Fils d'immigrants chinois, Jimmy Chin grandit dans le Minnesota où il étudie le violon et la calligraphie chinoise classique, avant de découvrir sa véritable passion pour la montagne et la photographie, au grand dam de ses parents bibliothécaires qui l'imaginaient plutôt médecin ou avocat. Il mène d'abord une vie de "climbing bum", vivant dans sa voiture pour parcourir les parcs nationaux américains, avant qu'un mentor, Brady Robinson, ne lui confie un appareil photo lors d'une expédition et ne révèle son talent pour le cadrage. Il devient photographe pour National Geographic et mène pendant plus de vingt ans des expéditions d'alpinisme et de ski de haut niveau sur les sept continents, marquées notamment par une ascension de l'Everest en 2004 et la première descente à ski américaine depuis son sommet deux ans plus tard. Il rencontre la réalisatrice Elizabeth Chai Vasarhelyi en 2012 lors d'une conférence à Tahoe, et leur collaboration donne naissance à Meru en 2015, avant leur consécration mondiale avec Free Solo en 2018, qui leur vaut l'Oscar du meilleur film documentaire en 2019. Le couple, marié depuis 2013, poursuit sa collaboration avec plusieurs films et séries pour National Geographic, dont le film de fiction Nyad en 2023.
L'expérience directe de la montagne, acquise sur le terrain plutôt que dans une école de cinéma, constitue le socle unique de l'approche visuelle de Jimmy Chin, capable de filmer des situations extrêmes que peu de cinéastes traditionnels pourraient documenter. Son parcours de photographe pour National Geographic Magazine et le New York Times Magazine a affiné son sens de la composition et de l'instant décisif, des qualités qu'il transpose directement à la réalisation de documentaires. Sa rencontre avec Elizabeth Chai Vasarhelyi a été déterminante : c'est elle qui, en découvrant ses images brutes du Meru dans l'Himalaya indien, l'a convaincu de transformer son matériel d'expédition en un véritable récit cinématographique.
Jimmy Chin privilégie une caméra au plus près de l'action, filmée depuis les parois elles-mêmes plutôt que depuis une position de sécurité, une approche rendue possible par sa propre expertise d'alpiniste et de skieur professionnel. Sur Free Solo, il a dû composer avec l'exigence absolue de ne commettre aucune erreur pouvant distraire ou mettre en danger le grimpeur Alex Honnold pendant son ascension sans corde, une contrainte qui a façonné toute la mise en scène du film.
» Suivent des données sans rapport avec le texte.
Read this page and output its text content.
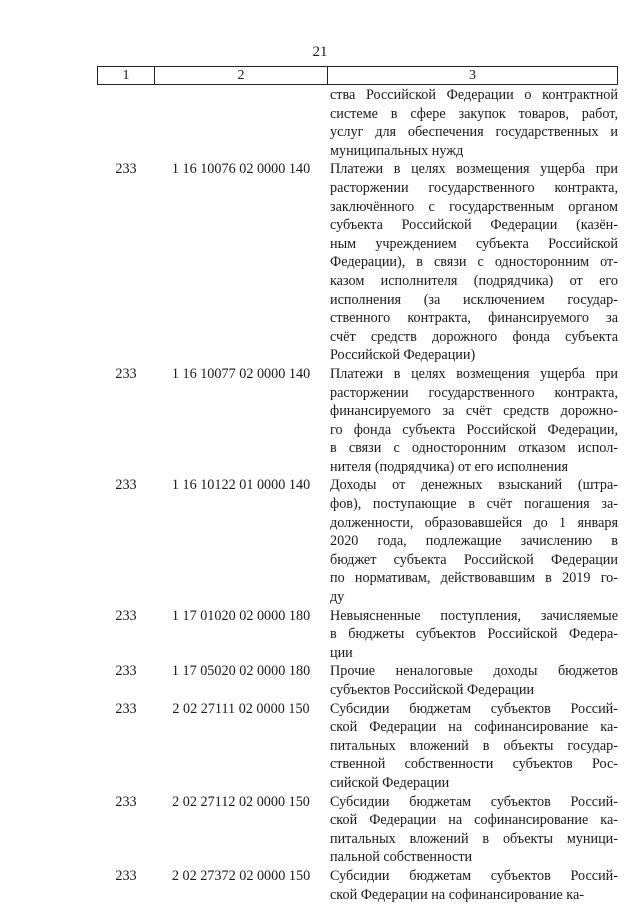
21
1	2	3
ства Российской Федерации о контрактной
системе в сфере закупок товаров, работ,
услуг для обеспечения государственных и
муниципальных нужд
233	1 16 10076 02 0000 140	Платежи в целях возмещения ущерба при
расторжении государственного контракта,
заключённого с государственным органом
субъекта Российской Федерации (казён-
ным учреждением субъекта Российской
Федерации), в связи с односторонним от-
казом исполнителя (подрядчика) от его
исполнения (за исключением государ-
ственного контракта, финансируемого за
счёт средств дорожного фонда субъекта
Российской Федерации)
233	1 16 10077 02 0000 140	Платежи в целях возмещения ущерба при
расторжении государственного контракта,
финансируемого за счёт средств дорожно-
го фонда субъекта Российской Федерации,
в связи с односторонним отказом испол-
нителя (подрядчика) от его исполнения
233	1 16 10122 01 0000 140	Доходы от денежных взысканий (штра-
фов), поступающие в счёт погашения за-
долженности, образовавшейся до 1 января
2020 года, подлежащие зачислению в
бюджет субъекта Российской Федерации
по нормативам, действовавшим в 2019 го-
ду
233	1 17 01020 02 0000 180	Невыясненные поступления, зачисляемые
в бюджеты субъектов Российской Федера-
ции
233	1 17 05020 02 0000 180	Прочие неналоговые доходы бюджетов
субъектов Российской Федерации
233	2 02 27111 02 0000 150	Субсидии бюджетам субъектов Россий-
ской Федерации на софинансирование ка-
питальных вложений в объекты государ-
ственной собственности субъектов Рос-
сийской Федерации
233	2 02 27112 02 0000 150	Субсидии бюджетам субъектов Россий-
ской Федерации на софинансирование ка-
питальных вложений в объекты муници-
пальной собственности
233	2 02 27372 02 0000 150	Субсидии бюджетам субъектов Россий-
ской Федерации на софинансирование ка-
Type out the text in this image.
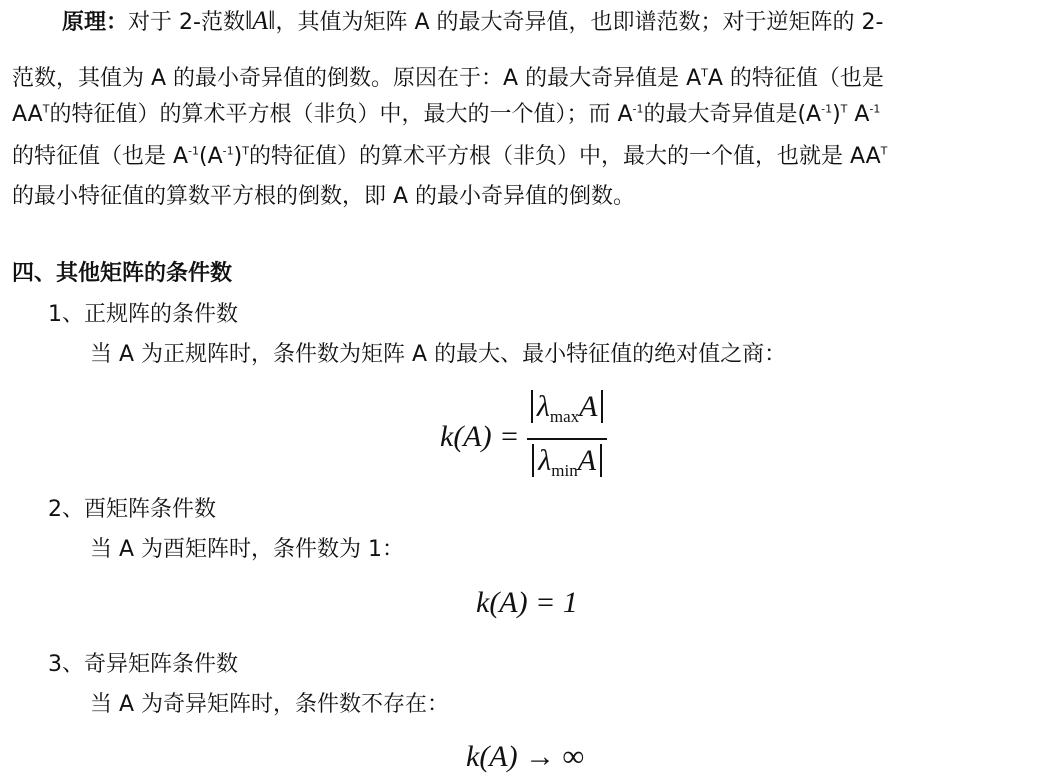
原理：对于 2-范数‖A‖，其值为矩阵 A 的最大奇异值，也即谱范数；对于逆矩阵的 2-
范数，其值为 A 的最小奇异值的倒数。原因在于：A 的最大奇异值是 $A^TA$ 的特征值（也是
$AA^T$的特征值）的算术平方根（非负）中，最大的一个值）；而 $A^{-1}$的最大奇异值是$(A^{-1})^T$ $A^{-1}$
的特征值（也是 $A^{-1}(A^{-1})^T$的特征值）的算术平方根（非负）中，最大的一个值，也就是 $AA^T$
的最小特征值的算数平方根的倒数，即 A 的最小奇异值的倒数。
四、其他矩阵的条件数
1、正规阵的条件数
当 A 为正规阵时，条件数为矩阵 A 的最大、最小特征值的绝对值之商：
$k(A) = \frac{\lambda_{max}A}{\lambda_{min}A}$
2、酉矩阵条件数
当 A 为酉矩阵时，条件数为 1：
k(A) = 1
3、奇异矩阵条件数
当 A 为奇异矩阵时，条件数不存在：
k(A) → ∞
Son travail allie une esthétique spectaculaire, héritée de son expérience de photographe d'aventure, à une attention portée à l'intimité psychologique de ses sujets, refusant de réduire ses documentaires à de simples exploits sportifs.
Jimmy Chin a remporté l'Oscar du meilleur film documentaire en 2019 pour Free Solo, coréalisé avec Elizabeth Chai Vasarhelyi, ainsi que sept Emmy Awards et un BAFTA pour le même film. Meru, son précédent long métrage coréalisé avec Vasarhelyi, a remporté le prix du public au Festival de Sundance 2015 et a figuré sur la liste des présélections aux Oscars 2016. Free Solo a également reçu le prix du choix du public dans la catégorie documentaire au Festival international du film de Toronto 2018.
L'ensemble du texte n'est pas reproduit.